Jon (Gordon-Levitt) is a good-natured but ultimately self-centered lady killer, intent on picking up a different babe every night while out clubbing with his buddies. They argue nonstop, ranking each eligible woman on a scale of one to ten (the elusive perfect ten being a “dime”). Jon’s not really interested in a long-term relationship with anyone. His real long-term “relationship” is with the fantasies he loses himself in while spending inordinate amounts of time on websites like PornHub (a site that undoubtedly forked over handsome sum for such a mainstream, large-scale advertisement).

Every Sunday, devout Catholic Jon confesses the exact number of times he had intercourse (and with how many different women) and the number of times he pleasured himself. His penance is more or less the same each week: ten Hail Marys and ten Our Fathers, give or take. He recites the prayers quietly while pumping iron at the gym. His weekly meals at his parents’ house are shouting matches between he and his father (Tony Danza, in fine comic form). His mother (Glenne Headly) pleads with him to settle down with the right girl, while his smart phone-addicted sister (Brie Larson, nearly silent as sort of female Silent Bob) observes the chaos.

Everything changes when Jon meets Barbara (Scarlett Johansson), a dime he’s willing to give up his nightly prowl for. Of course, not quite everything changes, as his porn addiction continues unabated. When the somewhat prudish Barbara catches him one night, she’s mortified beyond belief. Porn isn’t the only aspect of Jon’s life she wants to change; she more or less forces him into night school and vows to break him of his fastidious housekeeping habits. The real change in Jon’s life occurs when he begins an awkward relationship with classmate Esther (Julianne Moore). Twenty years his senior, and apparently emotionally unstable, Esther nonetheless captures Jon’s interest with her frankness and empathetic qualities.
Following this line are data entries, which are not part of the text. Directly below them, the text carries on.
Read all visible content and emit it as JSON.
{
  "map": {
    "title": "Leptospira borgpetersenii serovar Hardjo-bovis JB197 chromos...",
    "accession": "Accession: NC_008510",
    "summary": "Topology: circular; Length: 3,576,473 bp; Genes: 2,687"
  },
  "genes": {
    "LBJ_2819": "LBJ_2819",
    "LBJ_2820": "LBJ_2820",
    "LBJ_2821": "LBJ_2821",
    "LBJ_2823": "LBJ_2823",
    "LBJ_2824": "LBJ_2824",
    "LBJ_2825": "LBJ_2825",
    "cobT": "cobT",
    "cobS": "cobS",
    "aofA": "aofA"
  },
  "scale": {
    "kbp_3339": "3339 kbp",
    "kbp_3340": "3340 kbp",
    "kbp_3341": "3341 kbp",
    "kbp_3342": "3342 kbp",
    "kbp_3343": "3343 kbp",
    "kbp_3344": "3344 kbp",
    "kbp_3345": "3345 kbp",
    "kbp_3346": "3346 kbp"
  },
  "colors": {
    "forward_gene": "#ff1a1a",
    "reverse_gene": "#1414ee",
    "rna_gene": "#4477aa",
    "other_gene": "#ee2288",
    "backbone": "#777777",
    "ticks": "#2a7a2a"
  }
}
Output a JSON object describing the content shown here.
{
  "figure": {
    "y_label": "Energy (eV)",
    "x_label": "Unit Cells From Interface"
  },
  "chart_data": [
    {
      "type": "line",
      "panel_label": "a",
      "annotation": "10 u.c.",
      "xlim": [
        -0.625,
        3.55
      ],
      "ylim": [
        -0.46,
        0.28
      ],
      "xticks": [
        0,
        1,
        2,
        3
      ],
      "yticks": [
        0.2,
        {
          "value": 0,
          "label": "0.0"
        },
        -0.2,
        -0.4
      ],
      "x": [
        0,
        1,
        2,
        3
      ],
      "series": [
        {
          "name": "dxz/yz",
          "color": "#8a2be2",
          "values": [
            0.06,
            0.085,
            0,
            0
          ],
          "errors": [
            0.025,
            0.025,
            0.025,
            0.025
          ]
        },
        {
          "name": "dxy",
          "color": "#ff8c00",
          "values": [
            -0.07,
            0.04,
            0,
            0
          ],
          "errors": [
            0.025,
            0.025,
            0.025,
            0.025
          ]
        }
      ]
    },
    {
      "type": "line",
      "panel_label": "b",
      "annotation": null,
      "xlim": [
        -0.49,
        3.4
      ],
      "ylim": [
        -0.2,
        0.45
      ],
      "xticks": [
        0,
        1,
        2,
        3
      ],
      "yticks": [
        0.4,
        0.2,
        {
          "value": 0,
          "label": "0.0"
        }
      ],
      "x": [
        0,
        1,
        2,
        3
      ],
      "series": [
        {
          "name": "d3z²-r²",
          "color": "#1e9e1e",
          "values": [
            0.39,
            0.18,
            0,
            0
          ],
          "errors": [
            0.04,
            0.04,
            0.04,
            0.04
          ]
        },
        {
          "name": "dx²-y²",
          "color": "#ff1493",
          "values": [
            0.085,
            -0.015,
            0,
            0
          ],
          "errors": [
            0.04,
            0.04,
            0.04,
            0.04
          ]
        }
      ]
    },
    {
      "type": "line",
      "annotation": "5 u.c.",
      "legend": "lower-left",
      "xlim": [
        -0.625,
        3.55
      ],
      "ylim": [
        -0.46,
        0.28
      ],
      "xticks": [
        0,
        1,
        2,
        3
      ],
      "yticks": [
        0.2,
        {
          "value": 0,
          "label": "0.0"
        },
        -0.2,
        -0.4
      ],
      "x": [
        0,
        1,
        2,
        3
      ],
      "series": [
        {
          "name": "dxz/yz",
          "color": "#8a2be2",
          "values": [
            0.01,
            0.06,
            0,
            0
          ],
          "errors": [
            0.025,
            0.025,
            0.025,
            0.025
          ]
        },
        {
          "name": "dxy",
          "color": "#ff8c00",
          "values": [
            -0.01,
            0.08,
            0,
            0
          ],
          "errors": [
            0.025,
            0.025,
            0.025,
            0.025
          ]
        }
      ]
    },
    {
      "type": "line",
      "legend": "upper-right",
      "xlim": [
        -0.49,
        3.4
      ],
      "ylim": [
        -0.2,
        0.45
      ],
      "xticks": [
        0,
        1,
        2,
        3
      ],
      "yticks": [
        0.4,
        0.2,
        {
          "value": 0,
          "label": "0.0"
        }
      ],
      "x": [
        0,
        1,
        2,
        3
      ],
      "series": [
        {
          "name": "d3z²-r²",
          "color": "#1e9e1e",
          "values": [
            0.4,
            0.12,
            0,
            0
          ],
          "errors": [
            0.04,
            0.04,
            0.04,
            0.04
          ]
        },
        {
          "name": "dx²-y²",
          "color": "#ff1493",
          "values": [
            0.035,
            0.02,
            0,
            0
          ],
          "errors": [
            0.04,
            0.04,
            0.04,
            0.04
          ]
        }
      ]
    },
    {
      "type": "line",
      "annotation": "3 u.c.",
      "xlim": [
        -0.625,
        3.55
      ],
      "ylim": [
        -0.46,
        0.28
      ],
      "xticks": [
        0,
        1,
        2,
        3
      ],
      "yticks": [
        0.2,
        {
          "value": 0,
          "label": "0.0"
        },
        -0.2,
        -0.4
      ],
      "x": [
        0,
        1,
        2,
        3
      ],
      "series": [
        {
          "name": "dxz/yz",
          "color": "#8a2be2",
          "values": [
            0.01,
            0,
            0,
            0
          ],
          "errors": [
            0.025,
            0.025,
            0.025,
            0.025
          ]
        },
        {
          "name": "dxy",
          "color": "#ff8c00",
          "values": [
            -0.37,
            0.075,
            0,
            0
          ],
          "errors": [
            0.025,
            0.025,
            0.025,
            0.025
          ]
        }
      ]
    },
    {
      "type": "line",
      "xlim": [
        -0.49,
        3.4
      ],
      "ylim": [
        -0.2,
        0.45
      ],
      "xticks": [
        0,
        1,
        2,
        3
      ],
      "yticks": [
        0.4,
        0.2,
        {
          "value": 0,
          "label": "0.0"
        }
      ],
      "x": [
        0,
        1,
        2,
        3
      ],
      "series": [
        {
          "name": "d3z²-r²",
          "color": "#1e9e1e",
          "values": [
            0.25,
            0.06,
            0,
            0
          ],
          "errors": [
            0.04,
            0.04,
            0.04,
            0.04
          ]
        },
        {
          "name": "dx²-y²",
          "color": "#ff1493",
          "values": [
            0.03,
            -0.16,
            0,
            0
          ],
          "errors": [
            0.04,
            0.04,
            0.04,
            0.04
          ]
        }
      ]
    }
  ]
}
Don Jon isn’t quite the lighthearted romp it was sold as. Gordon-Levitt scores points by aiming for something a little deeper than the story of a guy who masturbates too much. His film is really about an immature 30ish guy discovering there is more to relationships than empty sex. Julianne Moore steals the film as the most complex character, but Esther doesn’t become a focal point until quite late. Still, she and Gordon-Levitt exhibit an unusual chemistry, sharing some tender, thoughtful moments that make one wish there had been more time spent developing their relationship and less time, well, jerking off.